The prominent SE agent says significant infrastructure upgrades will be required at the Naracoorte Regional Livestock Exchange.
"Quite a few of the saleyards like Bendigo, Ballarat and Hamilton, Vic, have a hell of a lot more room between their unloading ramps and penning," Mr Steen said. "If we have a B-double delivering lambs we will be drafting and scanning half way through unloading. You can cope this time of year but when it gets busy it will be a pretty interesting situation."
Mr Steen also that hobby farmers where many of the traceability fails were in the current mob based system were no more likely to use electronic tags as the visual tags currently required.
JABUK first cross ewe breeders Ian and Dale Farley are furious the federal and state governments have used the looming FMD threat as an excuse to bring in a national sheep electronic identification system.
Ian says it is just another tax on their business, estimating it will be about $16,000 for tags and infrastructure in the first year and $12,000 more buying tags in subsequent years.
"If it is not broken why are we changing it, I can't see how electronic tags will be more traceable than the (visual tag) system we have now," he said.
"The paper based system is robust and a paper and pen is simple.
"My 33 cent tags have Farley on one line and Jabuk below it so if any of my sheep are found in a 50 kilometre radius, that person can just read the tag and know exactly whose they are.
"I can use a set of pliers and put them straight in the ear whereas those other tags are going to cost $1.60, will be harder to put in so more stressful on the sheep."
Ian says it discriminates against older farmers like himself who are not tech savvy and will add more work load to stock agents.

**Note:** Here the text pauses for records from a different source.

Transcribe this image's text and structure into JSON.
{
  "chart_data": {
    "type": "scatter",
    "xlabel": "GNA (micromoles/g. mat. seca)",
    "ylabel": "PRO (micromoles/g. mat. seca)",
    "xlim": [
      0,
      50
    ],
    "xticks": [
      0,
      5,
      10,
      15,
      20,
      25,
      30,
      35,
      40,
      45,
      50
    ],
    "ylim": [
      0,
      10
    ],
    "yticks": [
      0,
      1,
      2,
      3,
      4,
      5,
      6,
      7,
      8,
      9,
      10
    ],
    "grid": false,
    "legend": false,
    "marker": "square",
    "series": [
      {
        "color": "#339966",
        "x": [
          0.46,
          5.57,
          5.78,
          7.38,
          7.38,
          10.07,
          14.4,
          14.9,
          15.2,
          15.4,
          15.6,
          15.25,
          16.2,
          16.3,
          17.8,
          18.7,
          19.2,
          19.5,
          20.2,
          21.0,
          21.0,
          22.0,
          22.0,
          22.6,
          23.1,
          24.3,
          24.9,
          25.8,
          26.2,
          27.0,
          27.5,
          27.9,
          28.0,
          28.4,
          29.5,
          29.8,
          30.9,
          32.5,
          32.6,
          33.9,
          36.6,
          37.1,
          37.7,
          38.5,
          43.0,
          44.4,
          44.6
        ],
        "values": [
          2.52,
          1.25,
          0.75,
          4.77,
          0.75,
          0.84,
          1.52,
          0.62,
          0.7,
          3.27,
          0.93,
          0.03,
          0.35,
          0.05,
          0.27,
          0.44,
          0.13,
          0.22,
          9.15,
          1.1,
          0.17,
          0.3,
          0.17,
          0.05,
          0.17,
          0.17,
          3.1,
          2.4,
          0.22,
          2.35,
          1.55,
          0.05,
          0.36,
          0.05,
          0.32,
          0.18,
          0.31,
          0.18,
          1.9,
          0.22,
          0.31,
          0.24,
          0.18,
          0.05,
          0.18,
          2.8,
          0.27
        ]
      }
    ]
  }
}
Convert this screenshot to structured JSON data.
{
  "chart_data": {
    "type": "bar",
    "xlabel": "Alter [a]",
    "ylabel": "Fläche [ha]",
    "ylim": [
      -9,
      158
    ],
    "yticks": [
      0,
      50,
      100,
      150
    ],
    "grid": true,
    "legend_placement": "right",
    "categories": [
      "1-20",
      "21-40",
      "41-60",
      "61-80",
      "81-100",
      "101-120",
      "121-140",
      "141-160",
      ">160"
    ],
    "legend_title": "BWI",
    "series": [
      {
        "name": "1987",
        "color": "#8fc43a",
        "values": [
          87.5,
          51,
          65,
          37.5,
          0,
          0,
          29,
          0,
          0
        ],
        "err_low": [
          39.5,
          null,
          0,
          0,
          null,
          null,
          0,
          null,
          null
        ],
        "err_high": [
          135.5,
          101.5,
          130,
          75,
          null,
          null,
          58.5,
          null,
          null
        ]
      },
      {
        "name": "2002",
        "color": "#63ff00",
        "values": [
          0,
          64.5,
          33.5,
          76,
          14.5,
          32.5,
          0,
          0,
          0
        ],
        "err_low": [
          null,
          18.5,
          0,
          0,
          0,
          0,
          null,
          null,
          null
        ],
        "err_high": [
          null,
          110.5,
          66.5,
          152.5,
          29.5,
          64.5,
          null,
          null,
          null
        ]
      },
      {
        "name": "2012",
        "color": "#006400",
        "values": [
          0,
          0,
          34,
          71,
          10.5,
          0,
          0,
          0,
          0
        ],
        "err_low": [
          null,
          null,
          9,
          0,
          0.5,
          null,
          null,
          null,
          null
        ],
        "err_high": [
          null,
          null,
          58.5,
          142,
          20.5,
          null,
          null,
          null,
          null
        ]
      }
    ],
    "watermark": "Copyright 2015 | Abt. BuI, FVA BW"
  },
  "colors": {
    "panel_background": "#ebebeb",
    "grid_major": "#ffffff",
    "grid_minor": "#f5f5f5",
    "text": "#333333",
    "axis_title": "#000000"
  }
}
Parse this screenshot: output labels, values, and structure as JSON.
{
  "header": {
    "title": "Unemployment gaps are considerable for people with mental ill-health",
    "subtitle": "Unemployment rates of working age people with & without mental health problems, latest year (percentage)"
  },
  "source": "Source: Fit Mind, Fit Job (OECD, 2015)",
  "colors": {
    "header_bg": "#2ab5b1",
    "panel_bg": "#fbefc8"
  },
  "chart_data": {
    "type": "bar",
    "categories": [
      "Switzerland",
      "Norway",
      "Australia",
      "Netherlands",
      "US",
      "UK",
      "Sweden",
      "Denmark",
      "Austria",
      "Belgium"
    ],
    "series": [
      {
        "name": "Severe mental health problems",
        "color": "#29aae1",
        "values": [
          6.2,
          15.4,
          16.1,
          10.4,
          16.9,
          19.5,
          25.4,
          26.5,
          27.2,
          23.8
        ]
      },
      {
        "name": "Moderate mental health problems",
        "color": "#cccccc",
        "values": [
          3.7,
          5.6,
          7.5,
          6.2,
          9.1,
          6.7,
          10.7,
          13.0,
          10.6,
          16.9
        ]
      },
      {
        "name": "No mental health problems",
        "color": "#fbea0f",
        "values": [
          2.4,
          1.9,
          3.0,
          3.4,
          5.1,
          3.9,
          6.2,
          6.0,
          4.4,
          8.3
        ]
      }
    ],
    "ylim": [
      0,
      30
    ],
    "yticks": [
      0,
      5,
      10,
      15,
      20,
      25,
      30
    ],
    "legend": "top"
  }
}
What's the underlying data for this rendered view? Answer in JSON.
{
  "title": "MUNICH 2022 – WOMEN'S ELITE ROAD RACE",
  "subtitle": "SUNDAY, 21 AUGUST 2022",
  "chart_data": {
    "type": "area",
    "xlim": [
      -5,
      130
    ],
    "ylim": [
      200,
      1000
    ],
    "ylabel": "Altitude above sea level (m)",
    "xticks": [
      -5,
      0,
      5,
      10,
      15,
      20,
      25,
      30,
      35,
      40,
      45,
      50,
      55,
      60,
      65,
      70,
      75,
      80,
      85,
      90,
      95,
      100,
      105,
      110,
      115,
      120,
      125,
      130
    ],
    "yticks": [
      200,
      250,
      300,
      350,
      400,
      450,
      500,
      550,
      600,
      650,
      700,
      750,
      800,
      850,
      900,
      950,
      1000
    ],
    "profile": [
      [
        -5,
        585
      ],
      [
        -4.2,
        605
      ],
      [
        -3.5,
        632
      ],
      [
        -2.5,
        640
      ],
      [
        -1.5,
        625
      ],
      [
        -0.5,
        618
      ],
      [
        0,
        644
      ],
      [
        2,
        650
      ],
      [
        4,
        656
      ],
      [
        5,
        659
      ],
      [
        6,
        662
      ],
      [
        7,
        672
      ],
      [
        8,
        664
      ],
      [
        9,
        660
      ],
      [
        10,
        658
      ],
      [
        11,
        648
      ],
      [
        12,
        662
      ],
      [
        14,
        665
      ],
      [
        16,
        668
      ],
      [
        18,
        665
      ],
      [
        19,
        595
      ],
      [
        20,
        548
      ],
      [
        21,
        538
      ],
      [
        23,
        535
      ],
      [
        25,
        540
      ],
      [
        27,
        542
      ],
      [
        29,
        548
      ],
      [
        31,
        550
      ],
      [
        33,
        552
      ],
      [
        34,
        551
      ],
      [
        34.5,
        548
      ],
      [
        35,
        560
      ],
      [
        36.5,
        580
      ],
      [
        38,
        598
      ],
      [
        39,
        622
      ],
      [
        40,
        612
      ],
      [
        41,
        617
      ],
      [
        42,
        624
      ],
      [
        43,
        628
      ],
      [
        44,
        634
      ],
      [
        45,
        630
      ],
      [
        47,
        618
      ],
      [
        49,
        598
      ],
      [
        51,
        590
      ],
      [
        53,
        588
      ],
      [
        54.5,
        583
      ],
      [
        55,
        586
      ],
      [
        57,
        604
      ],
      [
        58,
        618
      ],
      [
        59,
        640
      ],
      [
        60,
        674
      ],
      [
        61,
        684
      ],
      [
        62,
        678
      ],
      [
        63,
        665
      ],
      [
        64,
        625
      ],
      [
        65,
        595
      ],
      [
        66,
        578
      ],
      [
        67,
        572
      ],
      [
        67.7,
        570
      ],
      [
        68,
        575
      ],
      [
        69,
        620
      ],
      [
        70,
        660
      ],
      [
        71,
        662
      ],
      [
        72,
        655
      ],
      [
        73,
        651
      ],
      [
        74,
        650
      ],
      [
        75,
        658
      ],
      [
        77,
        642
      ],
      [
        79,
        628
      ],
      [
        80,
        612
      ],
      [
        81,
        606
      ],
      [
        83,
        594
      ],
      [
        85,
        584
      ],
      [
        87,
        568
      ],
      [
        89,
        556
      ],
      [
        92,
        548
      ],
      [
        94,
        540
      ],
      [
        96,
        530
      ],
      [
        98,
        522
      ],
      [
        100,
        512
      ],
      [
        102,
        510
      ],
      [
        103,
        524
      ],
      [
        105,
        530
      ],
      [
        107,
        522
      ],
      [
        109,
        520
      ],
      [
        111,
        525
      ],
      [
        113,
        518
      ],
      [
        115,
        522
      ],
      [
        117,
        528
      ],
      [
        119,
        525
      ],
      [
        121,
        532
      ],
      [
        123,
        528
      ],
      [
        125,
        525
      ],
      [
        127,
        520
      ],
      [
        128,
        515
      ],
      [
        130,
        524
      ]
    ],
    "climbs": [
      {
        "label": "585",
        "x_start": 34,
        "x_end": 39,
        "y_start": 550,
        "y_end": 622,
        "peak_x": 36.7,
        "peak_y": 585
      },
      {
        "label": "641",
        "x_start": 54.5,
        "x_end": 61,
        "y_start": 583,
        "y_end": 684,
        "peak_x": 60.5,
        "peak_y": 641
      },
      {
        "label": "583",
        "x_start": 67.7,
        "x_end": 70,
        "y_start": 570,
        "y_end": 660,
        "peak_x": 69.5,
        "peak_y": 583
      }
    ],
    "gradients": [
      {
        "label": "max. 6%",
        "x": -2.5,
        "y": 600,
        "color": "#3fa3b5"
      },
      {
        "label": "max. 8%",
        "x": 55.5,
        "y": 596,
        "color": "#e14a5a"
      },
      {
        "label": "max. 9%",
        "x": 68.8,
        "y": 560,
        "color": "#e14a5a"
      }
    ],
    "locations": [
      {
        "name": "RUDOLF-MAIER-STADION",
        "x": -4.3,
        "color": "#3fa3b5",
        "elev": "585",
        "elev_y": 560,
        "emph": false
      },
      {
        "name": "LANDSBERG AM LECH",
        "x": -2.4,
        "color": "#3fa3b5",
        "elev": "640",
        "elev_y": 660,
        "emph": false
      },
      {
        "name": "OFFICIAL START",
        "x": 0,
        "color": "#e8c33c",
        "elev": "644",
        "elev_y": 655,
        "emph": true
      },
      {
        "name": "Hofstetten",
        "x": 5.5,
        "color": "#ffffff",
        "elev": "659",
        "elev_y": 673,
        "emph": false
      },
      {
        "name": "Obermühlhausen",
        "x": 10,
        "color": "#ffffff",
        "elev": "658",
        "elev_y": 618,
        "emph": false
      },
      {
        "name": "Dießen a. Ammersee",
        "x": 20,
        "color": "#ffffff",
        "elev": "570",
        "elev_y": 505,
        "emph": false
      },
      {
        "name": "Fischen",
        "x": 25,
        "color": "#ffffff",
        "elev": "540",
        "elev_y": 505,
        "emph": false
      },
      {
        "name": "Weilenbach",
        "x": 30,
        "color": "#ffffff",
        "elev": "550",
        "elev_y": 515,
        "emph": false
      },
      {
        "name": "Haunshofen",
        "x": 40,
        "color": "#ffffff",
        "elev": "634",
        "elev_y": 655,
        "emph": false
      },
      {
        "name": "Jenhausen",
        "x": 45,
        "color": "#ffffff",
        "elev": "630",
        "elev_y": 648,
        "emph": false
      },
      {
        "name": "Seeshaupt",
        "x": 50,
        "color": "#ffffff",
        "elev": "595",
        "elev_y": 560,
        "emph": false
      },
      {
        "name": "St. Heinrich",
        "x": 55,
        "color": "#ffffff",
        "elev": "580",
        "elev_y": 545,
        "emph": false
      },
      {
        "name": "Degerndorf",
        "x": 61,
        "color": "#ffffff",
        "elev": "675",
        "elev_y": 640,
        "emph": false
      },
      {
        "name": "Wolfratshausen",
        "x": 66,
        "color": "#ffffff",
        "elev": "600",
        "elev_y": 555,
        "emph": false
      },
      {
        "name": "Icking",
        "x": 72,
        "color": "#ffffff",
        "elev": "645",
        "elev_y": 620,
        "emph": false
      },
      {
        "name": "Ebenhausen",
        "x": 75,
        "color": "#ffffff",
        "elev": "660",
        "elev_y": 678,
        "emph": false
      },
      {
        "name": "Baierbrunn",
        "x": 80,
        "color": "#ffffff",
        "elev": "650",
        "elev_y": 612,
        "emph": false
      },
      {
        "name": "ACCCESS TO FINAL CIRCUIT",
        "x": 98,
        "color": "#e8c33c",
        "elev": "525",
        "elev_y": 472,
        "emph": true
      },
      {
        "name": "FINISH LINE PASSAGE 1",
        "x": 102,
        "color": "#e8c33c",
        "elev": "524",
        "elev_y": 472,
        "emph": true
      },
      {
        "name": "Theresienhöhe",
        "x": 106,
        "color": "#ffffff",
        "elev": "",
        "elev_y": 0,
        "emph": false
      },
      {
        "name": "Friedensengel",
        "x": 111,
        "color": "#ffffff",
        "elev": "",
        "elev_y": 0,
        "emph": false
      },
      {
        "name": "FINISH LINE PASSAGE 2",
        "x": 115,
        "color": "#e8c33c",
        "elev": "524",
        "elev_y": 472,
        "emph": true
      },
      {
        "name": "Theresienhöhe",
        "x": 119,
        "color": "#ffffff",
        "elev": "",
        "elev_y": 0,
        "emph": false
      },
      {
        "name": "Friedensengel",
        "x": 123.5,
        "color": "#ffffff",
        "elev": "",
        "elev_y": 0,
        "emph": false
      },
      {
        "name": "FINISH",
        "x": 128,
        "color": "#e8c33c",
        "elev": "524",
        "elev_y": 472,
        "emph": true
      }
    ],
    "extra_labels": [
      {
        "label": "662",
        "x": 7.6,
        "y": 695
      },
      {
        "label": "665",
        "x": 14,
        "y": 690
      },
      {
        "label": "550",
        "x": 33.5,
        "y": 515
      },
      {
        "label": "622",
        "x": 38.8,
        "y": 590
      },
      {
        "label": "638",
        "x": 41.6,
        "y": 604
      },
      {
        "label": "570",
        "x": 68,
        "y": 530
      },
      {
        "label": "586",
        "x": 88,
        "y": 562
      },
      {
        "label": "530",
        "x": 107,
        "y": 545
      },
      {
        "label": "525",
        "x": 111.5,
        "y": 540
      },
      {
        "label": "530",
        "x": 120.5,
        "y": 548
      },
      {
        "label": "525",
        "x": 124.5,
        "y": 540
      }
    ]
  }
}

Instead of this "knee jerk" reaction, he says the federal government should have tougher biosecurity measures at the border.
He supports closing Australia's border with Indonesia for a few weeks until tighter protocols can be put in place and then reduced entry points for travellers.
Dale acknowledges there may be benefits, especially for studs using eID tags to record information on individual animals, but says uptake should be voluntary rather than forced upon them.
"Everyone from the outside thinks farmers are making plenty of money but the costs just keep adding up," he said.
"It won't stop stock theft either, it is just as easy for someone to steal one of our sheep and cut an electronic tag out as cutting a visual tag out."